$43 billion. That was the number of withdrawals from Hedge Funds in the month of September, according to leading research house Trim Tabs Investment Research. And, given the volatility and market declines we've seen thus far in October, you can assume that this month will be much (if not more) of the same.
Taken from the FT,
"The chief executive of a leading alternative investment manager said he expected the hedge fund industry to shrink by 50 per cent in coming months – with half the decline coming from withdrawals and half coming from investment losses."

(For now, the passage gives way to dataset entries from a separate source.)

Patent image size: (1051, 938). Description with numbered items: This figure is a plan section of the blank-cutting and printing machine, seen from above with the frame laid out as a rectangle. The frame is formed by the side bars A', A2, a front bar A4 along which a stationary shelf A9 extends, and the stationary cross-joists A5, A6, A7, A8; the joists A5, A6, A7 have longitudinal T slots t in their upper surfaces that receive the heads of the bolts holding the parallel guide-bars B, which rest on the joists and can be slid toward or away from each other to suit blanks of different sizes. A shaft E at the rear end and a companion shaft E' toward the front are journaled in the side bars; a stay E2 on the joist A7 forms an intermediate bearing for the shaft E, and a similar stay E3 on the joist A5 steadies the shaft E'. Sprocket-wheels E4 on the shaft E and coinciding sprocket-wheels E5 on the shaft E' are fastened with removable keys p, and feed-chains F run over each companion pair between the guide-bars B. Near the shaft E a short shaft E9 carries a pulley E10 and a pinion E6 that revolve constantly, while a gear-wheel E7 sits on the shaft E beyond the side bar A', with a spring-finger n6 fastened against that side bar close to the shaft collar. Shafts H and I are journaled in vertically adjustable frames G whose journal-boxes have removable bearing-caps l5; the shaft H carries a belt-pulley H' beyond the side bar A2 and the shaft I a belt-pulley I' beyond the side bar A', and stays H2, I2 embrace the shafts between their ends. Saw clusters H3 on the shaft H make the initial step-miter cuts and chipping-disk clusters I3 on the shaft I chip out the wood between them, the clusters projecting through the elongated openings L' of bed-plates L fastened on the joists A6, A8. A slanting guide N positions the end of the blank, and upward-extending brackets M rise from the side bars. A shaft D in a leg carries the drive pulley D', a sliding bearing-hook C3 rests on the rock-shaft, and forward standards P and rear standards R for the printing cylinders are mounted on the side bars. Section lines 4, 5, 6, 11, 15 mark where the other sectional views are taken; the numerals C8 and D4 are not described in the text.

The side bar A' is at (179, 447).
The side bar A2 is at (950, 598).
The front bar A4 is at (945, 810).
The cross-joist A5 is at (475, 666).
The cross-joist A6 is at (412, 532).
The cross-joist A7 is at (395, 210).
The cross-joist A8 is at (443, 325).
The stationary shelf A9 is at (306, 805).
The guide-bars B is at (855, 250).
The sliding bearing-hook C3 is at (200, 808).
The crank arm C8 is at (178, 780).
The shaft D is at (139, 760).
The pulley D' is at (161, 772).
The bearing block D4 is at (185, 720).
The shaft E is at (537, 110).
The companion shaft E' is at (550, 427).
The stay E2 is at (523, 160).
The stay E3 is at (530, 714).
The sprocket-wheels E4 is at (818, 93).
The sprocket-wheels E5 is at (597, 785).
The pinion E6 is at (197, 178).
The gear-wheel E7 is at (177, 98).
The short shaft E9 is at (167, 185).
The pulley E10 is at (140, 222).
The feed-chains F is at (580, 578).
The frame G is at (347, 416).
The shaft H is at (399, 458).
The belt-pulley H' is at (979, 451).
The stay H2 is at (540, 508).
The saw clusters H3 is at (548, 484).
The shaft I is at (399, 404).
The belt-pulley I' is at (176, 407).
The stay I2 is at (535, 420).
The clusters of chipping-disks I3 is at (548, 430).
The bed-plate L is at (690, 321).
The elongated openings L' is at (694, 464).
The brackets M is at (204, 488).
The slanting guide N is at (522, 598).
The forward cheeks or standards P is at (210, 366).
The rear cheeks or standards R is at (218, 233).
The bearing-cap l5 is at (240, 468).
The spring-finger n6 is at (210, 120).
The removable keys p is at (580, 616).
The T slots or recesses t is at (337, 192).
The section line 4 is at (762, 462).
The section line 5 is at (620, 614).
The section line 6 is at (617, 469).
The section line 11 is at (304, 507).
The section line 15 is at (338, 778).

Even if that prophecy becomes only partially true, that is a massive amount of deleveraging, unwinding, and liquidation. Forced selling is driving this market and will continue to do so. Buying these dips in a scalable manner offers a very promising opportunity for longer-term investors. And, 'Tiger Cub' Chris Shumway of hedge fund Shumway Capital has argued just that at a recent hedge fund panel which I wrote about here. Barry Ritholtz, author of 'The Big Picture' blog has also recently put a small amount of capital to work on the long side. You can see his thoughts in a recent interview, courtesy of Agoracom. By no means should you rush out and invest 50% of your capital when the market plunges. Volatility should continue. But, by being constructive in small amounts, say 10-15% of capital, you can accumulate assets that are selling at fire-sale prices and are pricing in the apocalypse. That is not to say that assets cannot get cheaper; because they most likely will. But, we all know you cannot time the exact bottom and that the market does not bottom in a 'V' fashion.

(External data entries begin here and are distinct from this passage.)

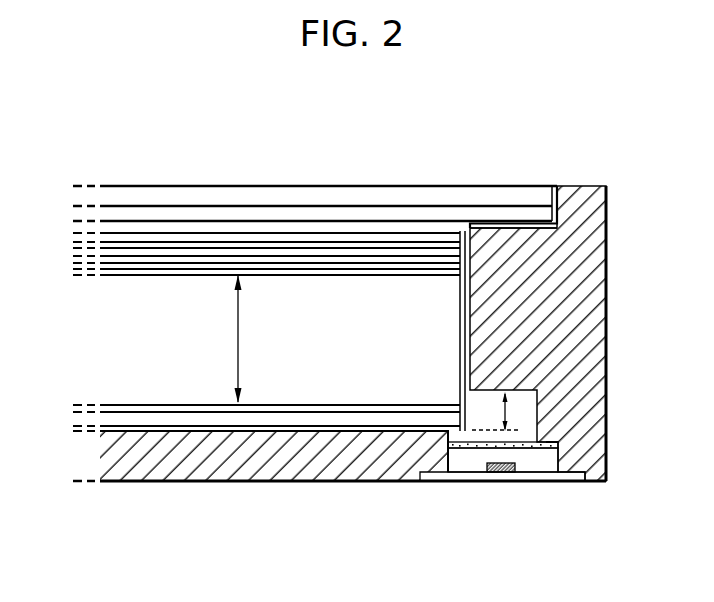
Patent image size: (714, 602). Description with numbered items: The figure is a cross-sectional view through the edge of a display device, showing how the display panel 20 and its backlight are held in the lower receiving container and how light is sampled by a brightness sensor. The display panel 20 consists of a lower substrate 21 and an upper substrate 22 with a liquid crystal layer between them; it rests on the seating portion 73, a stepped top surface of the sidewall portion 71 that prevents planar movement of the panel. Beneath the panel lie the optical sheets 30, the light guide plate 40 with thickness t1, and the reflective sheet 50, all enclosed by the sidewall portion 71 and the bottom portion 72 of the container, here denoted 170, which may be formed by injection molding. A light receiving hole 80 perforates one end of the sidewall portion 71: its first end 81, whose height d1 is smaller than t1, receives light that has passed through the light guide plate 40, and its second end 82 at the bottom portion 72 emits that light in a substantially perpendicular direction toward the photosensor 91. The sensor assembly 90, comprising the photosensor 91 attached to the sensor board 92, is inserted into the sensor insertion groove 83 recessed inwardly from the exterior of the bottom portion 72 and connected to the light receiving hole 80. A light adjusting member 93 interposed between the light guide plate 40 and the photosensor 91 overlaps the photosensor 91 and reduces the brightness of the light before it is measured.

The display panel 20 is at (258, 133).
The lower substrate 21 is at (250, 213).
The upper substrate 22 is at (215, 197).
The optical sheets 30 is at (68, 232).
The light guide plate 40 is at (315, 290).
The reflective sheet 50 is at (204, 408).
The housing 170 is at (428, 130).
The sidewall portion 71 is at (497, 280).
The bottom portion 72 is at (345, 445).
The seating portion 73 is at (507, 223).
The light receiving hole 80 is at (453, 542).
The first end 81 is at (486, 412).
The second end 82 is at (488, 438).
The sensor insertion groove 83 is at (549, 462).
The sensor assembly 90 is at (525, 542).
The photosensor 91 is at (502, 470).
The sensor board 92 is at (524, 475).
The light adjusting member 93 is at (548, 444).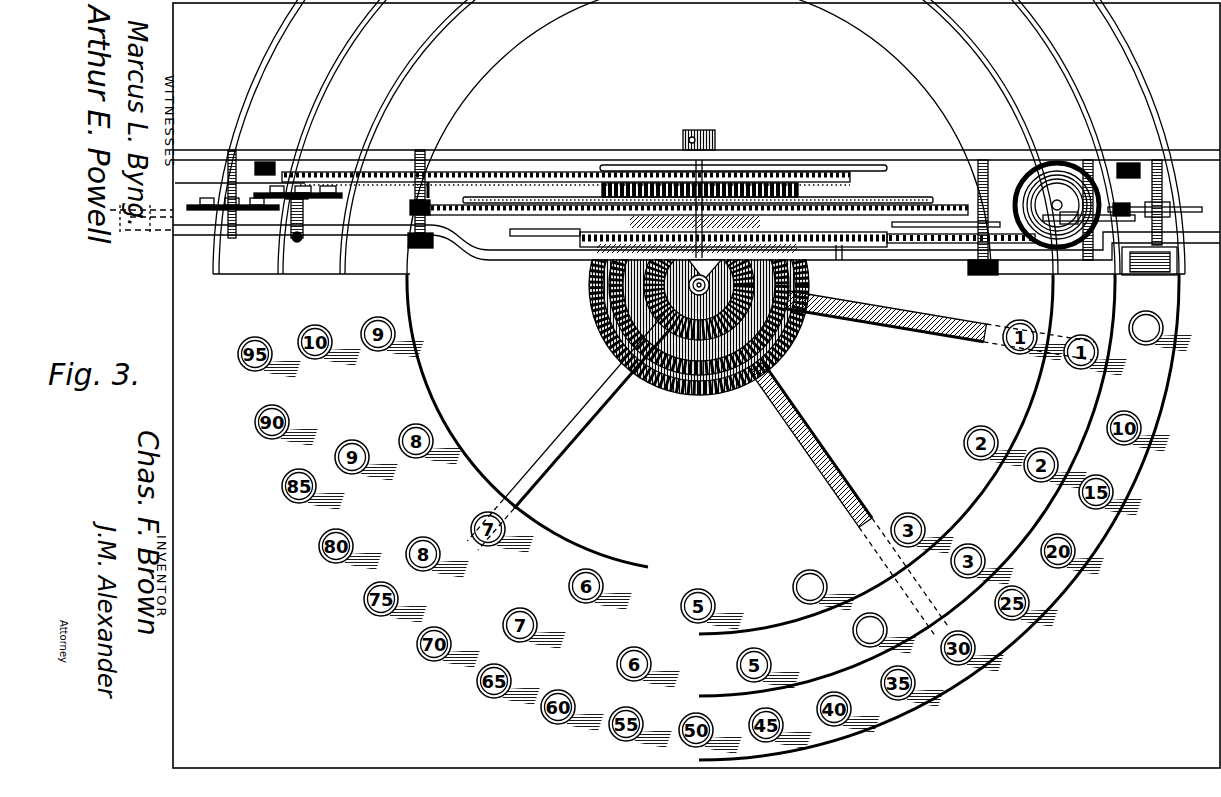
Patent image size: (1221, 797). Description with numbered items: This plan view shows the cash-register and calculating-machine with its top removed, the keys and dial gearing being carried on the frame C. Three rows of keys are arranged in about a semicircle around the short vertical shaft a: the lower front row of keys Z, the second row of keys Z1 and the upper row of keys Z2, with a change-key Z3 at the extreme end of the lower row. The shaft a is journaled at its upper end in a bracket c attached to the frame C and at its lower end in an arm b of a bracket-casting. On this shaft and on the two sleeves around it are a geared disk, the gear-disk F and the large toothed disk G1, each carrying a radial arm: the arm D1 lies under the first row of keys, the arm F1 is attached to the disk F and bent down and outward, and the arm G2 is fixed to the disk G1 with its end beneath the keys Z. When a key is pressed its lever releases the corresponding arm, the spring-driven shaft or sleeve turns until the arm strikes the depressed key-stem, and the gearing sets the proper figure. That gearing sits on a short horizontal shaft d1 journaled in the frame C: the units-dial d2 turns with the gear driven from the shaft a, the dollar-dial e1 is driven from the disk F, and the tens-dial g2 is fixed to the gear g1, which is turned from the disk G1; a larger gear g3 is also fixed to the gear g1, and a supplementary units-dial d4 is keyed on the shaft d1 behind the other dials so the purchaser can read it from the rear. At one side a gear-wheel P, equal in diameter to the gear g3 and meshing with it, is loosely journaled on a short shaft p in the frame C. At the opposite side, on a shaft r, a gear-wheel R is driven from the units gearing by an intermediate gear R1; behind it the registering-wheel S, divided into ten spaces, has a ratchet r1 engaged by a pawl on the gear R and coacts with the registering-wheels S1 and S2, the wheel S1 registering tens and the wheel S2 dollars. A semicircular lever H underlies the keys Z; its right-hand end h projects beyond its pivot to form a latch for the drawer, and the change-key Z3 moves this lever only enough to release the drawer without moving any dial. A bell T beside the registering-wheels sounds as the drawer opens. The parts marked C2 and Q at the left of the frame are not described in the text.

The gear-wheel P is at (377, 172).
The short shaft p is at (430, 196).
The gear g1 is at (593, 183).
The tens-dial g2 is at (525, 198).
The larger gear-wheel g3 is at (860, 176).
The short horizontal shaft d1 is at (716, 140).
The units-dial d2 is at (540, 235).
The supplementary units-dial d4 is at (818, 165).
The short vertical shaft a is at (607, 262).
The dollar-dial e1 is at (477, 218).
The frame C is at (487, 261).
The frame extension C2 is at (159, 232).
The slide bars Q is at (328, 198).
The shaft r is at (976, 180).
The ratchet r1 is at (958, 243).
The gear-wheel R is at (975, 243).
The intermediate gear R1 is at (863, 244).
The registering-wheel S is at (992, 228).
The registering-wheel S1 is at (1118, 215).
The registering-wheel S2 is at (1172, 212).
The bell T is at (1057, 205).
The right-hand end of lever h is at (1178, 256).
The semicircular lever H is at (1148, 274).
The large disk G1 is at (681, 285).
The gear-disk F is at (613, 340).
The bracket c is at (686, 284).
The arm of bracket-casting b is at (712, 290).
The arm D1 is at (592, 430).
The arm G2 is at (796, 422).
The arm F1 is at (897, 327).
The keys Z is at (1003, 682).
The keys Z1 is at (853, 633).
The keys Z2 is at (793, 588).
The change-key Z3 is at (1146, 345).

As I wrote a few weeks ago, the hedge fund redemption bloodbath was just starting. Such forced selling essentially triggers other funds to sell, as they watch their holdings evaporate in value. And, all data thus far points to this trend to continue. Recently, in our hedge fund performance update, we noted the horrid performance of nearly every hedge fund we covered. This is all the evidence you need as to whether or not this trend will continue. The main thing to take away here is that we have absolutely no idea how long it will take for the deleveraging and liquidation to cease. But, the selling won't stop until all the players are wiped out and only the strongest have survived. Paul Kedrosky has recently tossed out his estimates on the hedge fund outflows. He writes,
"In essence, I'm aging hedge fund inflows and saying that we will see a blended 40% (higher in later years, lower in earlier years) demand for redemptions from investors in the 2005-2008 period. I'm not worrying about pre-2005 assets under management, so we could see lower redemptions on new assets and more on the older stuff, taking us to the same place. I'm also positing that initial capital has shrunk by a blended 20% on inflows, which is admittedly on the high side. I then figure that turns into almost $200-billion in outflows, or a little less than $2-trillion in asset sales at an average of 10x leverage. Some say the leverage is lower, some higher. Some argue we will see lower/higher redemptions, or that median versus mean losses will be wildly different. Other say it's inherently a state change issue, where the paradox of delevering is that everyone doesn't get to shrink -- some firms just fail outright."
Also, Todd Harrison, former hedge fund trader and now CEO of Minyanville.com recently was on Tech Ticker discussing this very problem, saying he thinks that 50% of the hedge fund space will fall victim. Hence, keep capital invested smaller, be nimbler, be hedged, and have patience.
Case in point: even Citadel, the oft respected firm started by Ken Griffin is seeing its worst year in its history, down anywhere from 26-30%. They are well known for their solid 18-20% annualized returns. From the WSJ,
"On Wednesday, Kenneth Griffin, head of Citadel, sent a letter to investors.
September, he wrote, was the "single worst month, by far, in the history of Citadel. Our performance reflected extraordinary market conditions that I did not fully anticipate, combined with regulatory changes driven more by populism than policy."
In coming weeks, Mr. Griffin wrote, the firm's earnings will continue to be volatile, "as the world manages the unfolding crisis."
Overall, the numbers are pretty staggering. After recently coming across data from Eurekahedge, DealJournal writes,
"According to its preliminary estimates, hedge-fund losses totaled roughly $79 billion in September, including $44.5 billion of investment losses and $34.5 billion of investor withdrawals. That was only partially offset by about $10.5 billion of new money flowing into the more successful strategies, Eurekahedge figures. In the third quarter, hedge-fund assets shrank by a record $210 billion, or more than 10%, estimates Hedge Fund Research. To put that in perspective, the decline in assets for the quarter exceeded the entire amount of money that flowed into the industry in 2007, which was a record $194 billion. Of those third-quarter declines, more than $31 billion was attributed to investors taking out their money, the largest net capital redemptions on record, says Hedge Fund Research. That left total hedge-fund assets at $1.72 trillion, down from $1.93 trillion at the end of the second quarter."
So, while one could definitely argue a tradeable bottom is in the cards, it still seems as if the unwind from mutual funds and hedge funds still might have control of this market.